Il y a, superbe, « LE FILS DE FRANKENSTEIN » (1939) de Rowland V. Lee (un excellent metteur en scène à (re)découvrir) où, comme son titre l’indique, la progéniture du célèbre Baron, croyant bien agir, reprendra les expériences de son père au désespoir de la population locale. Basil Rathbone, venant juste de ferrailler contre Errol Flynn, est exceptionnel en fiston du démiurge maudit et Boris Karloff, toujours impérial en monstre.
Ensuite, « LE SPECTRE DE FRANKENSTEIN » (1942) de Erle C. Kenton où Ygor (Béla Lugosi, irrésistible de cabotinerie), le bossu difforme, assistant du défunt baron, s’étant lié d’amitié avec la créature, atteinte physiquement, part à la recherche du frère de Frankenstein, seul être capable de les guérir tous les deux. À signaler la séquence avec un enfant la plus achevée de toute la série.
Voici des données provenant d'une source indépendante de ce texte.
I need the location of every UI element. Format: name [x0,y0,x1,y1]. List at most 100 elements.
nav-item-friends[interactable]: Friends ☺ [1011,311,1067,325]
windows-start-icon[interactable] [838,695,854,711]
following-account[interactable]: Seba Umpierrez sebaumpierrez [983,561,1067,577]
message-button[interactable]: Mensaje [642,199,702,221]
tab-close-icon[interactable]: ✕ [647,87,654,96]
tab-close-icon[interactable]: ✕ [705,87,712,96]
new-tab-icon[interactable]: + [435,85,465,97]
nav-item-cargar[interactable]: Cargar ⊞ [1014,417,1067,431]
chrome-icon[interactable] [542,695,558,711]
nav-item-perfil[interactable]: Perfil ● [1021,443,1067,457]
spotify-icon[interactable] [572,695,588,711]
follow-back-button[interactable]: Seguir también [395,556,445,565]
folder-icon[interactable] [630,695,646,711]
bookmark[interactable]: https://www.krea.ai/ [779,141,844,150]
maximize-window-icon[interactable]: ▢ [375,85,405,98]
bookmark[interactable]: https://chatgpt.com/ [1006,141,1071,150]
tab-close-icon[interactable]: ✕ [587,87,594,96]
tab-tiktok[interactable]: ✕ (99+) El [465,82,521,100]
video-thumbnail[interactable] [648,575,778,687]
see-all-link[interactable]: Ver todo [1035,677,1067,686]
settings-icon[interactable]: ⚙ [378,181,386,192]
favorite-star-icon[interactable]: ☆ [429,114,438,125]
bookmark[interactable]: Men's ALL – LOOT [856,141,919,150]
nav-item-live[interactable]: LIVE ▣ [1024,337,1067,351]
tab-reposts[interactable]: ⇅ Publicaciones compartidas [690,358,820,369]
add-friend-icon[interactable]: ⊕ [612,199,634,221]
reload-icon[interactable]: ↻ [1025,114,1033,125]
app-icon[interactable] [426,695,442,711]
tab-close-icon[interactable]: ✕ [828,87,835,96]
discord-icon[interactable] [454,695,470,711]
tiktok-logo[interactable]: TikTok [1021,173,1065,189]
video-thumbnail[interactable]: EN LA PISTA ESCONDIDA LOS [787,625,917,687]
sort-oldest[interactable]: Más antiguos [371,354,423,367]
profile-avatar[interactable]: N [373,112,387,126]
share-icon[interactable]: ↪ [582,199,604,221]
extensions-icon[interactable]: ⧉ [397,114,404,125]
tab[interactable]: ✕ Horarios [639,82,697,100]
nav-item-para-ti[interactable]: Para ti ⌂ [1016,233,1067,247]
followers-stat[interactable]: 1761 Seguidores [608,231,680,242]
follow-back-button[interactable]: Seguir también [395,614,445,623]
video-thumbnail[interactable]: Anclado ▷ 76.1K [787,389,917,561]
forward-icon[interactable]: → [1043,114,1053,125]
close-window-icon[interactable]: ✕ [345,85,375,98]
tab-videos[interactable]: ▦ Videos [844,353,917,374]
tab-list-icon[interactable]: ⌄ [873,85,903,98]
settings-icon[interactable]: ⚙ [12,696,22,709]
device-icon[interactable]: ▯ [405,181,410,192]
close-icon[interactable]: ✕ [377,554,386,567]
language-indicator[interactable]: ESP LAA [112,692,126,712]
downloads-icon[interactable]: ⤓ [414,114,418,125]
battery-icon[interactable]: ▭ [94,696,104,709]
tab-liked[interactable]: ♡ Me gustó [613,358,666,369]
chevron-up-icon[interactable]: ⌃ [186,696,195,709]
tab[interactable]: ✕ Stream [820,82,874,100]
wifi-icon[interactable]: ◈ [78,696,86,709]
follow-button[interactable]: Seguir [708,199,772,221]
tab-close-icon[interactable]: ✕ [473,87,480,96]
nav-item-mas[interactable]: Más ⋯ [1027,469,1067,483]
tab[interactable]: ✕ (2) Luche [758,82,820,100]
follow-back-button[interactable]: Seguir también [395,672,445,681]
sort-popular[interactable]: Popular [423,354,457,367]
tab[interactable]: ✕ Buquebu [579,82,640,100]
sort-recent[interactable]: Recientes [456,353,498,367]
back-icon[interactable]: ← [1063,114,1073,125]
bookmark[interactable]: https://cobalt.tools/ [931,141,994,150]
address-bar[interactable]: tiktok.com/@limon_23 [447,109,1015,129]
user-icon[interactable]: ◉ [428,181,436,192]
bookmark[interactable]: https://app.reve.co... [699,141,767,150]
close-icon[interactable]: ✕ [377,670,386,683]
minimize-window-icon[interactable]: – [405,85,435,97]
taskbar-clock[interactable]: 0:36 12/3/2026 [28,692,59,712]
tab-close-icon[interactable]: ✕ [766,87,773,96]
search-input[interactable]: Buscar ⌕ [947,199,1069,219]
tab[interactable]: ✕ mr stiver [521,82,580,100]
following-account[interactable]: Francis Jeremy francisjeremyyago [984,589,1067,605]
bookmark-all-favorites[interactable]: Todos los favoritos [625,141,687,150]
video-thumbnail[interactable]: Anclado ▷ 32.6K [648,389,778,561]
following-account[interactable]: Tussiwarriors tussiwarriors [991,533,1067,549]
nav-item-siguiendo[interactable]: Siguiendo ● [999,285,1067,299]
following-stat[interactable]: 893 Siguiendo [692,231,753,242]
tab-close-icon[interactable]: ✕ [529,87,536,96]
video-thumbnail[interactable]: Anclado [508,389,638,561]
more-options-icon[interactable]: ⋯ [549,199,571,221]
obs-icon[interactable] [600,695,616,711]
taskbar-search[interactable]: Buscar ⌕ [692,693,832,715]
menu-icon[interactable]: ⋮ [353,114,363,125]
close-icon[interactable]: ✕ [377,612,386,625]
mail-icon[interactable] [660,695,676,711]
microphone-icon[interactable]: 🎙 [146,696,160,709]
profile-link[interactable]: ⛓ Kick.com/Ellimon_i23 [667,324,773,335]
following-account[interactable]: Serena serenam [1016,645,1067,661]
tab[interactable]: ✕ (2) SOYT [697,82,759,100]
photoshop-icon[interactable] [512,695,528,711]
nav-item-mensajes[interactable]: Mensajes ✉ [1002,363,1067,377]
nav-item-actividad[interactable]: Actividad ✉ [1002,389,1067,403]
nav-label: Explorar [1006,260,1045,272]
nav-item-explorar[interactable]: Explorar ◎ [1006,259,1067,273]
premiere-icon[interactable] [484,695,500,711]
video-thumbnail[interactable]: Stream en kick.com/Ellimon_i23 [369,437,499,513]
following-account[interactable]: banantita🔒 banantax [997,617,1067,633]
« FRANKENSTEIN CONTRE LE LOUP-GAROU », lui, est de 1943. ROy William Neill, qui a beaucoup fait sa carrière durant, d’adaptations plus ou moins agréables de SHERLOCK HOLMES, là fait le job comme l’on dit pour un des premiers « crossover » de l’histoire, procédé qui sera énormément repris et amplifié par la suite jusqu’à nos jours. Lugosi, cette fois, endosse la défroque du monstre (ratage) et sera opposé à Lon Chaney Jr, lui en lycanthrope.
Certainement le plus délirant, « LA MAISON DE FRANKENSTEIN » (1944), encore de Erle C. Kenton, réunit le comte Dracula, le loup-garou, la créature de Frankenstein et un bossu, digne descendant de Quasimodo, puisqu’il y a une gitane et qu’il en tombe amoureux.
Toute cette clique va s’allier avant de s’entredéchirer jusque dans le final habituel avec incendie, destruction et course-poursuite de rigueur.
Casting de rêve : Karloff, Lon Chaney Jr, John Carradine, Lionel Atwill et Glenn Strange (immortalisé sous le crayon de Jack Davis pour de nombreuses couvertures et illustrations de magazines)
Une fois encore, le noir et blanc est fabuleux.
Pour chaque titre, un chef opérateur différent, venant de l’expressionnisme allemand ou non, mais qui trouva des solutions visuelles sidérantes avec les ombres portées.
Toujours les maquillages impériaux de Jack Pierce, les effets spéciaux confondants de John P. Fulton, les costumes de Vera West et les scénarios fous de Curt Siodmak, éminent frangin du géant Robert.
J’allais oublié « DEUX NIGAUDS CONTRE FRANKENSTEIN » (1948), rigolote dégénérescence avec les comiques Abbott et Costello.
Les copies sont restaurées avec talent et agrémentées de bonus explicatifs de Jean-Pierre Dionnet sur le mythe inventée par Mary Shelley au bord d’un lac en Suisse, lors d’un concours littéraire intime avec son époux – Shelley -, Lord Byron et Polidori.
Plongez-vous dans cette saga, produite par la UNIVERSAL, qu’on croit connaître par coeur et qui, à chaque visionnage, nous surprend pour notre plus grand bonheur.